Non non, c'est factuel ! D'ailleurs, la ministre a précisé que c'était son souhait et qu'elle s'en remettait au gendarme du nucléaire qui est indépendant. Après, il y a des enjeux économiques. Je ne dis pas que Ségolène Royal défend ces intérêts économiques. C'est évident que prolonger de 10 ans la vie des centrales en France va avoir d'énormes impacts... Je précise que je suis ni pro ni anti-nucléaire. Je n'en sais rien !
Vous allez envoyer votre livre à la ministre ou au gouvernement pour le sensibiliser ?
Non, ce n'est pas du tout mon rôle ! Je ne suis pas du tout militant. Comme 99,9% des Français je pense, je ne sais pas quels sont les enjeux du nucléaire. C'est beaucoup trop compliqué. Ce que je sais, en revanche, c'est que quand il y a un accident comme Fukushima, les conséquences deviennent beaucoup plus visibles au fur et à mesure des années.
Cela va faire 2 ans que cela dure à "Capital" et on vous sent un peu à l'étroit dans ce costume de présentateur même si vous réalisez aussi des sujets...
A l'étroit non ! Parce que j'apprends énormément de choses. C'est vrai, après, que je viens du hard news. Mais j'apprends tout autre chose. C'est un nouveau paysage qui s'est ouvert. Tout cela est extrêmement neuf pour moi. Après, je ne vais pas vous mentir. Dans le sang, j'ai l'amour du news qui ne partira jamais.
Vous pourriez y revenir un jour ?
Bien sûr j'y reviendrai ! Je ne sais pas.

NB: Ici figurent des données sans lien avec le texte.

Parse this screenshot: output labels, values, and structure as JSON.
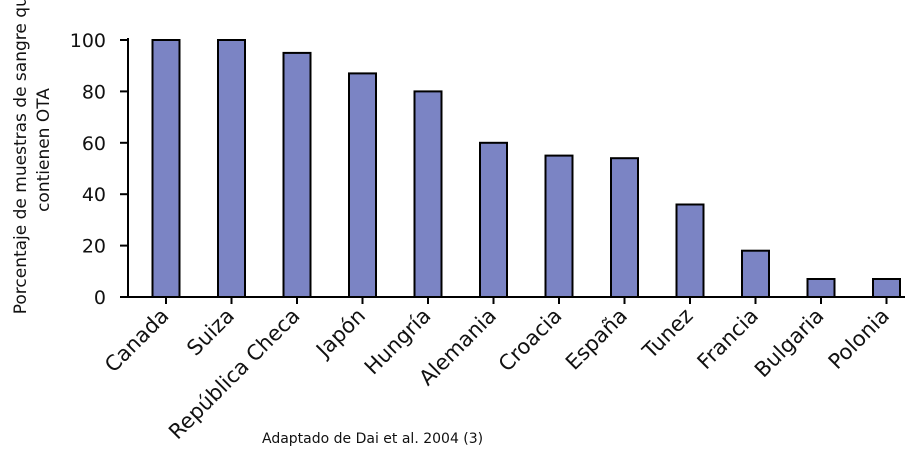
{
  "chart_data": {
    "type": "bar",
    "title": "",
    "ylabel_lines": [
      "Porcentaje de muestras de sangre que",
      "contienen OTA"
    ],
    "xlabel": "",
    "ylim": [
      0,
      100
    ],
    "yticks": [
      "0",
      "20",
      "40",
      "60",
      "80",
      "100"
    ],
    "categories": [
      "Canada",
      "Suiza",
      "República Checa",
      "Japón",
      "Hungría",
      "Alemania",
      "Croacia",
      "España",
      "Tunez",
      "Francia",
      "Bulgaria",
      "Polonia"
    ],
    "values": [
      100,
      100,
      95,
      87,
      80,
      60,
      55,
      54,
      36,
      18,
      7,
      7
    ],
    "bar_color": "#7b84c4",
    "grid": false,
    "legend": "none"
  },
  "source_note": "Adaptado de Dai et al. 2004 (3)"
}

Dans 10, 15, 20 ans ?
Vous rempilez pour une saison de plus sur M6 ?
J'en ai envie oui, bien sûr. Mais je ne décide pas tout seul.
M6, c'est une chaîne de journalistes ?
Ecoutez, parlez-en à mes collègues, à Wendy Bouchard, à Bernard de la Villardière, pour ne parler que de ceux qui font les magazines de M6. Les JT, c'est exactement la même chose. Bien entendu !

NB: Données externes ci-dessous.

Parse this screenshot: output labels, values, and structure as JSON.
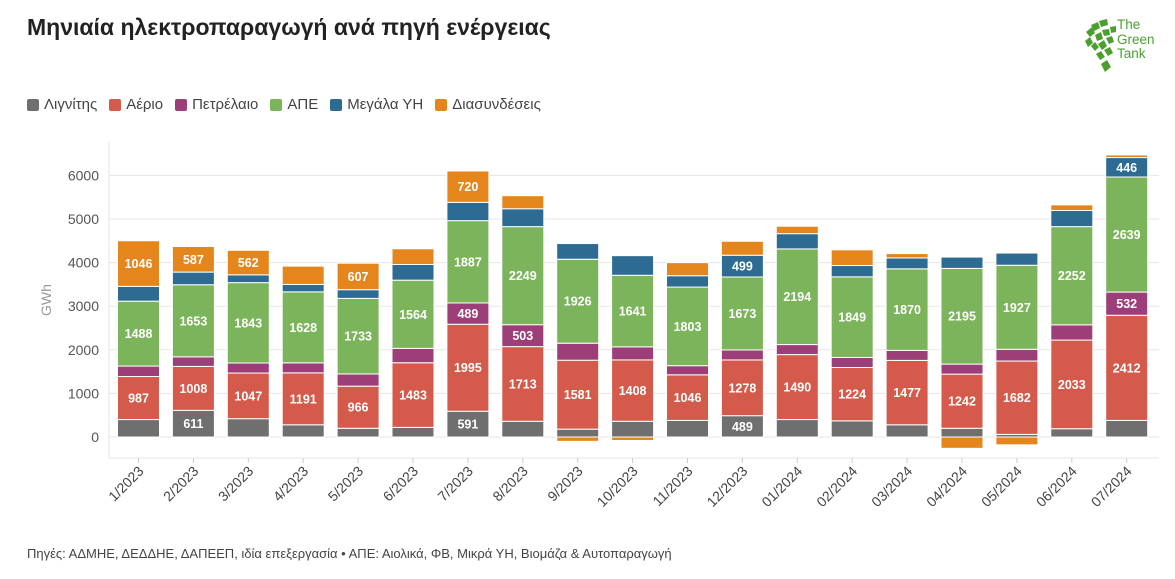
{
  "header": {
    "title": "Μηνιαία ηλεκτροπαραγωγή ανά πηγή ενέργειας",
    "logo_lines": [
      "The",
      "Green",
      "Tank"
    ]
  },
  "colors": {
    "Λιγνίτης": "#6f6f6f",
    "Αέριο": "#d45b4b",
    "Πετρέλαιο": "#9c3f79",
    "ΑΠΕ": "#7bb45a",
    "Μεγάλα ΥΗ": "#2e6b93",
    "Διασυνδέσεις": "#e5861c",
    "brand": "#4a9f2f"
  },
  "footer": {
    "text": "Πηγές: ΑΔΜΗΕ, ΔΕΔΔΗΕ, ΔΑΠΕΕΠ, ιδία επεξεργασία • ΑΠΕ: Αιολικά, ΦΒ, Μικρά ΥΗ, Βιομάζα & Αυτοπαραγωγή"
  },
  "chart_data": {
    "type": "bar",
    "stacked": true,
    "title": "Μηνιαία ηλεκτροπαραγωγή ανά πηγή ενέργειας",
    "xlabel": "",
    "ylabel": "GWh",
    "ylim": [
      -300,
      6600
    ],
    "yticks": [
      0,
      1000,
      2000,
      3000,
      4000,
      5000,
      6000
    ],
    "grid": true,
    "legend": "top-left",
    "categories": [
      "1/2023",
      "2/2023",
      "3/2023",
      "4/2023",
      "5/2023",
      "6/2023",
      "7/2023",
      "8/2023",
      "9/2023",
      "10/2023",
      "11/2023",
      "12/2023",
      "01/2024",
      "02/2024",
      "03/2024",
      "04/2024",
      "05/2024",
      "06/2024",
      "07/2024"
    ],
    "series": [
      {
        "name": "Λιγνίτης",
        "values": [
          400,
          611,
          420,
          280,
          200,
          220,
          591,
          360,
          180,
          360,
          380,
          489,
          400,
          370,
          280,
          200,
          60,
          190,
          380
        ],
        "labels": [
          false,
          true,
          false,
          false,
          false,
          false,
          true,
          false,
          false,
          false,
          false,
          true,
          false,
          false,
          false,
          false,
          false,
          false,
          false
        ]
      },
      {
        "name": "Αέριο",
        "values": [
          987,
          1008,
          1047,
          1191,
          966,
          1483,
          1995,
          1713,
          1581,
          1408,
          1046,
          1278,
          1490,
          1224,
          1477,
          1242,
          1682,
          2033,
          2412
        ],
        "labels": [
          true,
          true,
          true,
          true,
          true,
          true,
          true,
          true,
          true,
          true,
          true,
          true,
          true,
          true,
          true,
          true,
          true,
          true,
          true
        ]
      },
      {
        "name": "Πετρέλαιο",
        "values": [
          240,
          220,
          230,
          230,
          280,
          330,
          489,
          503,
          390,
          300,
          210,
          230,
          230,
          230,
          230,
          230,
          270,
          350,
          532
        ],
        "labels": [
          false,
          false,
          false,
          false,
          false,
          false,
          true,
          true,
          false,
          false,
          false,
          false,
          false,
          false,
          false,
          false,
          false,
          false,
          true
        ]
      },
      {
        "name": "ΑΠΕ",
        "values": [
          1488,
          1653,
          1843,
          1628,
          1733,
          1564,
          1887,
          2249,
          1926,
          1641,
          1803,
          1673,
          2194,
          1849,
          1870,
          2195,
          1927,
          2252,
          2639
        ],
        "labels": [
          true,
          true,
          true,
          true,
          true,
          true,
          true,
          true,
          true,
          true,
          true,
          true,
          true,
          true,
          true,
          true,
          true,
          true,
          true
        ]
      },
      {
        "name": "Μεγάλα ΥΗ",
        "values": [
          340,
          290,
          180,
          170,
          200,
          360,
          420,
          410,
          360,
          450,
          260,
          499,
          350,
          260,
          250,
          260,
          280,
          370,
          446
        ],
        "labels": [
          false,
          false,
          false,
          false,
          false,
          false,
          false,
          false,
          false,
          false,
          false,
          true,
          false,
          false,
          false,
          false,
          false,
          false,
          true
        ]
      },
      {
        "name": "Διασυνδέσεις",
        "values": [
          1046,
          587,
          562,
          420,
          607,
          360,
          720,
          300,
          -100,
          -80,
          300,
          320,
          170,
          360,
          100,
          -260,
          -180,
          130,
          60
        ],
        "labels": [
          true,
          true,
          true,
          false,
          true,
          false,
          true,
          false,
          false,
          false,
          false,
          false,
          false,
          false,
          false,
          false,
          false,
          false,
          false
        ]
      }
    ]
  }
}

Si je vous pose cette question, c'est parce que Nicolas de Tavernost assume clairement ne pas vouloir faire d'enquêtes sur des clients publicitaires... Cela ne vous gêne pas ?
Il faut revenir sur les propos. Il l'a dit de manière un peu amusée et il était dans son rôle. Il nous laisse être dans notre rôle à nous, c'est-à-dire d'être journaliste et de bosser sereinement. Et on nous fout la paix ! Sauf quand on évoque des métiers qui sont parfois ceux de M6. M6 est une grande chaîne qui a parfois des activités dans d'autres domaines comme la téléphonie ou le foot.

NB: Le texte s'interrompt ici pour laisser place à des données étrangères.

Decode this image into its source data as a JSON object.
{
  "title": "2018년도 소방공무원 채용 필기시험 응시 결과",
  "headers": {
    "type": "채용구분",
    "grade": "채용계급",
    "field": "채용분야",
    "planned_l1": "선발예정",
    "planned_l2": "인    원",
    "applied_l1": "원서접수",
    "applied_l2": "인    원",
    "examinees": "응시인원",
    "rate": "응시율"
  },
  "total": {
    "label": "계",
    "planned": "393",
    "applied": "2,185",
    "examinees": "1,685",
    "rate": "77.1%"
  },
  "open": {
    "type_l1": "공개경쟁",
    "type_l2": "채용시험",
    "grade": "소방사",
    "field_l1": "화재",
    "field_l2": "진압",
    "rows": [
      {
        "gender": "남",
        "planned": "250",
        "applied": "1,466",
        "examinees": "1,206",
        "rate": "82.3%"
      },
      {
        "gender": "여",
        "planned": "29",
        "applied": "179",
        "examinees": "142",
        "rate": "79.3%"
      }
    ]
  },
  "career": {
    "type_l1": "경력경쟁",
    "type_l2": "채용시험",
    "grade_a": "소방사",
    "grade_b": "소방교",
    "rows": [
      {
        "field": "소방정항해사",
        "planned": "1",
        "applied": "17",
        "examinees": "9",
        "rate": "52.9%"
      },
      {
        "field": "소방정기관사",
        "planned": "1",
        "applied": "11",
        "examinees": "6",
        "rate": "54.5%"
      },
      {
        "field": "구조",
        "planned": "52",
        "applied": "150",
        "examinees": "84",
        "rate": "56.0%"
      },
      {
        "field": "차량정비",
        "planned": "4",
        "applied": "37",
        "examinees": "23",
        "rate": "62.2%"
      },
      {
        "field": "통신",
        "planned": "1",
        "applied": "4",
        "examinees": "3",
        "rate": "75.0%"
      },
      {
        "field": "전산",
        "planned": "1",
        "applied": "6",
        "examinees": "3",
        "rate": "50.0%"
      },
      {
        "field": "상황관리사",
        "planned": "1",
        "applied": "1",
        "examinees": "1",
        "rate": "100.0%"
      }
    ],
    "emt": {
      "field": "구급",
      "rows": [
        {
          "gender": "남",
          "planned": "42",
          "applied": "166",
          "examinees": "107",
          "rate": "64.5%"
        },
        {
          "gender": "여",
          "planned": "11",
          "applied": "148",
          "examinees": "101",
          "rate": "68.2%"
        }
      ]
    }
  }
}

Ca, vous l'avez accepté ? Vous le saviez en arrivant sur M6 ?
C'est la règle du jeu. Bien sûr ! Moi, je n'ai aucun problème à bosser sur d'autres thématiques. Quand il est question de bosser sur la première entreprise au monde, Google, on nous fout une paix royale. Quand il est question de bosser sur un annonceur, Lidl, on nous fout également une paix royale.
Vous n'avez jamais eu de consignes de la part de la direction de M6 depuis que vous présentez "Capital" ? Il n'y a jamais eu de sujets trappés parce qu'ils critiquaient un partenaire de la chaîne ?
Non, très clairement non. On nous fout la paix et il n'est pas question que ça change. De ce côté-là, il y a beaucoup de fantasme autour de la maison "Capital". On a un terrain de jeu qui est énorme : l'économie. Et ça ne va pas changer !
Si BFMTV vous appelle demain, vous y retournez ?
La question ne se pose pas aujourd'hui. Par ailleurs, j'ai plutôt tendance à m'investir à fond dans le jeu qu'on me donne aujourd'hui : "Capital". Je suis parti pour y rester un petit moment car c'est là où j'apprend le plus aujourd'hui.